Rapid Liquid Printing

Self-Assembly Lab, MIT + Christophe Guberan + Steelcase

Nomination

In collaboration with Steelcase, we are presenting a new experimental process called Rapid Liquid Printing, a breakthrough 3D printing technology. Rapid Liquid Printing physically draws in 3D space within a gel suspension, and enables the creation of large-scale, customized products made of real-world materials. Compared with other techniques we believe this is the first development to combine industrial materials with extremely fast print speeds in a precisely controlled process to yield large-scale products.

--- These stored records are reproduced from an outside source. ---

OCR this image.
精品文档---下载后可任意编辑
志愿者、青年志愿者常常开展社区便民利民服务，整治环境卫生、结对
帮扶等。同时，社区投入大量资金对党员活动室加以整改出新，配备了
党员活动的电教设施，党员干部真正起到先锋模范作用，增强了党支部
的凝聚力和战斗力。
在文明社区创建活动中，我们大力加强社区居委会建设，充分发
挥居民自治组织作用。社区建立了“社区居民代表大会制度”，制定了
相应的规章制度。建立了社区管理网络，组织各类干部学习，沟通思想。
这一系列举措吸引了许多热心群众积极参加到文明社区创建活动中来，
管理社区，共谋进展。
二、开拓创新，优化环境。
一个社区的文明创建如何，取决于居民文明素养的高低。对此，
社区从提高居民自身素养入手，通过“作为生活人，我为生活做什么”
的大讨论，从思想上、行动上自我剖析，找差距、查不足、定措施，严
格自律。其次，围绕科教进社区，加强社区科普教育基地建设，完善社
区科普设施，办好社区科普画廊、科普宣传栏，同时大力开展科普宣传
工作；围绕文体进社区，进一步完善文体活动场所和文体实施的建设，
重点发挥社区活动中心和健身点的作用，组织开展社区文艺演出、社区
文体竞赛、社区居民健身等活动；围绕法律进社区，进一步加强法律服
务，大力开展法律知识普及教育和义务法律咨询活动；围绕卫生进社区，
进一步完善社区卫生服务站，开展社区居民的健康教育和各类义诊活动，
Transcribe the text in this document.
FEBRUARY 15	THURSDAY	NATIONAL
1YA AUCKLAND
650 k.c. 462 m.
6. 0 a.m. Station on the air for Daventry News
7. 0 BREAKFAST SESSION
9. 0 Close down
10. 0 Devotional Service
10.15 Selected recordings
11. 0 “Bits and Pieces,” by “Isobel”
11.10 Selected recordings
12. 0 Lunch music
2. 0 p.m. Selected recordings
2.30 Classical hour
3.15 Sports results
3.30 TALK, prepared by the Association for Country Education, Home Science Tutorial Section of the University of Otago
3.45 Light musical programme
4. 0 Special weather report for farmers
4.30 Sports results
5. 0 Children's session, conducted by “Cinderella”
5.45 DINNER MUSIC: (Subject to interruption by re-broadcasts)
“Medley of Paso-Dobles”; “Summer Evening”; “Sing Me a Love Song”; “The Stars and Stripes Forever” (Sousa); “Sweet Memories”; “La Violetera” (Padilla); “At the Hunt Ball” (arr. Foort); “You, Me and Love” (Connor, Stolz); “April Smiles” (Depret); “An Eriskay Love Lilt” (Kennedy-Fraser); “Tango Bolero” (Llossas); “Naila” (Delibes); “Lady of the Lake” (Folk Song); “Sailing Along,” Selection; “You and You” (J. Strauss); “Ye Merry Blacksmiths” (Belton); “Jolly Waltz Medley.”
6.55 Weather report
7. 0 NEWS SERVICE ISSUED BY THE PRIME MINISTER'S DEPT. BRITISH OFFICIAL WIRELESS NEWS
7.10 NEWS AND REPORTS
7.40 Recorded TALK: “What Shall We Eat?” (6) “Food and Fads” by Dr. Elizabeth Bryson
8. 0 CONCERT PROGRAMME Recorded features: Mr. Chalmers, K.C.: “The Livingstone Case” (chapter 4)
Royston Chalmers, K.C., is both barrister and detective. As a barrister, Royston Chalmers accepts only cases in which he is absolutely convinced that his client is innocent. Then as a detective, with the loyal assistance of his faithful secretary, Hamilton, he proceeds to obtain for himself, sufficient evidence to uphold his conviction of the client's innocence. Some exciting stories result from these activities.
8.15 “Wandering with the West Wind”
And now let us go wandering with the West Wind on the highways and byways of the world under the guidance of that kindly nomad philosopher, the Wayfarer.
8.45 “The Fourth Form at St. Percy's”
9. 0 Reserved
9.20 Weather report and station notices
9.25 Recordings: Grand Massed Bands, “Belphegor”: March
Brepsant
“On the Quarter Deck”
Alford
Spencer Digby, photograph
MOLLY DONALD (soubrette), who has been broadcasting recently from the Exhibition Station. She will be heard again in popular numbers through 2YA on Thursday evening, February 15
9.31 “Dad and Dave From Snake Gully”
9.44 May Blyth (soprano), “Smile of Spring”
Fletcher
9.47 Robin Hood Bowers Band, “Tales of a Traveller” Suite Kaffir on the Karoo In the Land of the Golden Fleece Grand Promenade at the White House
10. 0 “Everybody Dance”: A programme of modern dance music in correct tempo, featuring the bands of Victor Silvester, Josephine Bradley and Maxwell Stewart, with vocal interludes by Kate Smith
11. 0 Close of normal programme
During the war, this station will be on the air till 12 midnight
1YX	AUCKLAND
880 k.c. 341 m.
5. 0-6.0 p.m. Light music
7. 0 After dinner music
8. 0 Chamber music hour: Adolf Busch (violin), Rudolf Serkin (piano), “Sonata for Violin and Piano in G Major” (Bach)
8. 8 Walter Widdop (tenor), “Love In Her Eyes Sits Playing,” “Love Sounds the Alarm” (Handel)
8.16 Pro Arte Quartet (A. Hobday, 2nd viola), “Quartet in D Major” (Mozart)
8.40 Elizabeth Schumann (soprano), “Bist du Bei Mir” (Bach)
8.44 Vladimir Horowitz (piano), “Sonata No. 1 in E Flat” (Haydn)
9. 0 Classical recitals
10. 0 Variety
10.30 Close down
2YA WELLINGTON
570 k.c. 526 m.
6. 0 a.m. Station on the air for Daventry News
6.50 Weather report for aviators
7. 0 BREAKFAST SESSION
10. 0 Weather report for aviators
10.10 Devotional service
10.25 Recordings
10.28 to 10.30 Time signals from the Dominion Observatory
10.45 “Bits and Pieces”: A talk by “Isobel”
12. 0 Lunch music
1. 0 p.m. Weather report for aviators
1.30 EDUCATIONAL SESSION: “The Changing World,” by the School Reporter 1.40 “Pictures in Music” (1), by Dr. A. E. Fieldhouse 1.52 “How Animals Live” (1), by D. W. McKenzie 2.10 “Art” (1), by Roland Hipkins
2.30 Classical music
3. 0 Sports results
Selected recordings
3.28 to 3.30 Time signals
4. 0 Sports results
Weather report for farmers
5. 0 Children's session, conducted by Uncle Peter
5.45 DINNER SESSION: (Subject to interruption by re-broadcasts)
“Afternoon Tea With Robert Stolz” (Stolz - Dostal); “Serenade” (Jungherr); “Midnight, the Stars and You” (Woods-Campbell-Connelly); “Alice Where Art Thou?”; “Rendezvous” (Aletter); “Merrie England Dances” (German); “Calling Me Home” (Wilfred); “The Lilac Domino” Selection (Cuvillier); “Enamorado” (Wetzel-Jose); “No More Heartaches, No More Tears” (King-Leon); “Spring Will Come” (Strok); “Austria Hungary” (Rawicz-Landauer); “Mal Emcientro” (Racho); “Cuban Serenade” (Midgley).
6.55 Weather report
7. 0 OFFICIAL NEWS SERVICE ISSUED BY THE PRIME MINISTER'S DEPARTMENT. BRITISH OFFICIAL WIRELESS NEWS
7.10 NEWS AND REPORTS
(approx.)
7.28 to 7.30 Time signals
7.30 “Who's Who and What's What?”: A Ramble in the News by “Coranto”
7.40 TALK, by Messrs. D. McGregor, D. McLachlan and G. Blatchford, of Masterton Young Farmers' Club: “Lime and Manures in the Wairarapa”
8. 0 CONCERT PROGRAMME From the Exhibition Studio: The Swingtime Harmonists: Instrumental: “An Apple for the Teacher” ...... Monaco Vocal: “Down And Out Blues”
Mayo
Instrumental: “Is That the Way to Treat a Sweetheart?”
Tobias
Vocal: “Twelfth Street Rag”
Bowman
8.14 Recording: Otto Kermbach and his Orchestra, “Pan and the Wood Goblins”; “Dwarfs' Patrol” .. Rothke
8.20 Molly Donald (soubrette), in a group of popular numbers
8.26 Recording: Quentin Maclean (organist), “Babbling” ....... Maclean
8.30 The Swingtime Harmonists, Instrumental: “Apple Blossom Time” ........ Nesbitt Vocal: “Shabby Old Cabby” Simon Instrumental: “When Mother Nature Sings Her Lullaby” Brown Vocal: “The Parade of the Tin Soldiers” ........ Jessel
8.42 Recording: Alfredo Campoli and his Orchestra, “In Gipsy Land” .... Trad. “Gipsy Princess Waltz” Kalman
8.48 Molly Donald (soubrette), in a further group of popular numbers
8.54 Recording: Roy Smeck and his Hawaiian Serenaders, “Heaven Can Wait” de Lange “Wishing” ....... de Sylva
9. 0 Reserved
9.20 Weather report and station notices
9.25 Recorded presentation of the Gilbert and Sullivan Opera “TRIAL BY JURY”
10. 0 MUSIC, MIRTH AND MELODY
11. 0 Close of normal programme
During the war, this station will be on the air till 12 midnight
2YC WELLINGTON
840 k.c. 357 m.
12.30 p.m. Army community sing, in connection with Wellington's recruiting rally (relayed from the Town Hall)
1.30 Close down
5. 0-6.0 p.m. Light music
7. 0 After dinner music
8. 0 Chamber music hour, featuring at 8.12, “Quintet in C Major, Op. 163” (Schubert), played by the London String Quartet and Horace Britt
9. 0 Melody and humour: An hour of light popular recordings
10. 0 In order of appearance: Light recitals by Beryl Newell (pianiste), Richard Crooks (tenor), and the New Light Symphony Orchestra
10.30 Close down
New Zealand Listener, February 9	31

3D printing hasn’t taken off as a mainstream manufacturing process for three main reasons: 1) it’s too slow compared to conventional processes like injection molding, casting, milling, etc. 2) it’s limited by scale—although it’s good for creating small components, it’s not possible to produce large scale objects and 3) the materials are typically low-quality compared to industrial materials. Rapid Liquid Printing addresses all of these limitations: it is incredibly fast (producing structures in a matter of minutes), designed for large-scale products (you can print an entire piece of furniture), and uses real-world, industrial-grade materials.

Credits

Self-Assembly Lab Team: Kate Hajash, Bjorn Sparrman, Schendy Kernizan, Jared Laucks & Skylar Tibbits

Steelcase Team: Yuka Hiyoshi, Rob Poel, Markus McKenna, Paul Noll, Sharon Tracy, Chris Norman & Charlie Forslund

Skylar Tibbits (US) is the founder of the Self-Assembly Lab at the Massachusetts Institute of Technology (MIT), and Assistant Professor of Design Research in the Department of Architecture.
Tibbits has a professional degree in architecture and a minor in experimental computation from Philadelphia University, and a masters in design computation and masters computer science from MIT. He has worked at a number of renowned design offices including Zaha Hadid Architects, Asymptote Architecture, and Point b Design, and is the founder of multidisciplinary design practice SJET LLC. He has designed and built large-scale installations and exhibited in galleries around the world, including the Guggenheim Museum in New York. His work has been published extensively, for example in the New York Times, Wired, and Fast Company, as well as in various peer-reviewed journals and books. He is the author of the book Self-Assembly Lab: Experiments in Programming Matter (Routledge, 2016), and Active Matter (MIT Press, 2017) also Editor-In-Chief of the journal 3D Printing and Additive Manufacturing.

Christophe Guberan (CH) is a product designer based in Switzerland and the USA. He graduated from the Ecole Cantonale d’Art de Lausanne ECAL and is the 2016 laureate of the Hublot Design Prize. As a product designer, he explores the possibilities of material interactions, digital manufacturing, self-assembly, and variable aesthetics in his creations. Christophe’s products have been showcased at internationally recognized exhibitions and festivals such as Mutations/Créations at the Centre Pompidou in Paris, Miami Design Art Basel, the Milan Furniture Fair, and the Salone Satellite in Milan. In parallel, they have been produced by leading companies such as Alessi. His Hydro-Fold project, consisting of self-folding paper printed from a desktop 2D printer, has received wide academic and public attention that resulted in an ongoing collaboration with MIT’s Self-Assembly Lab.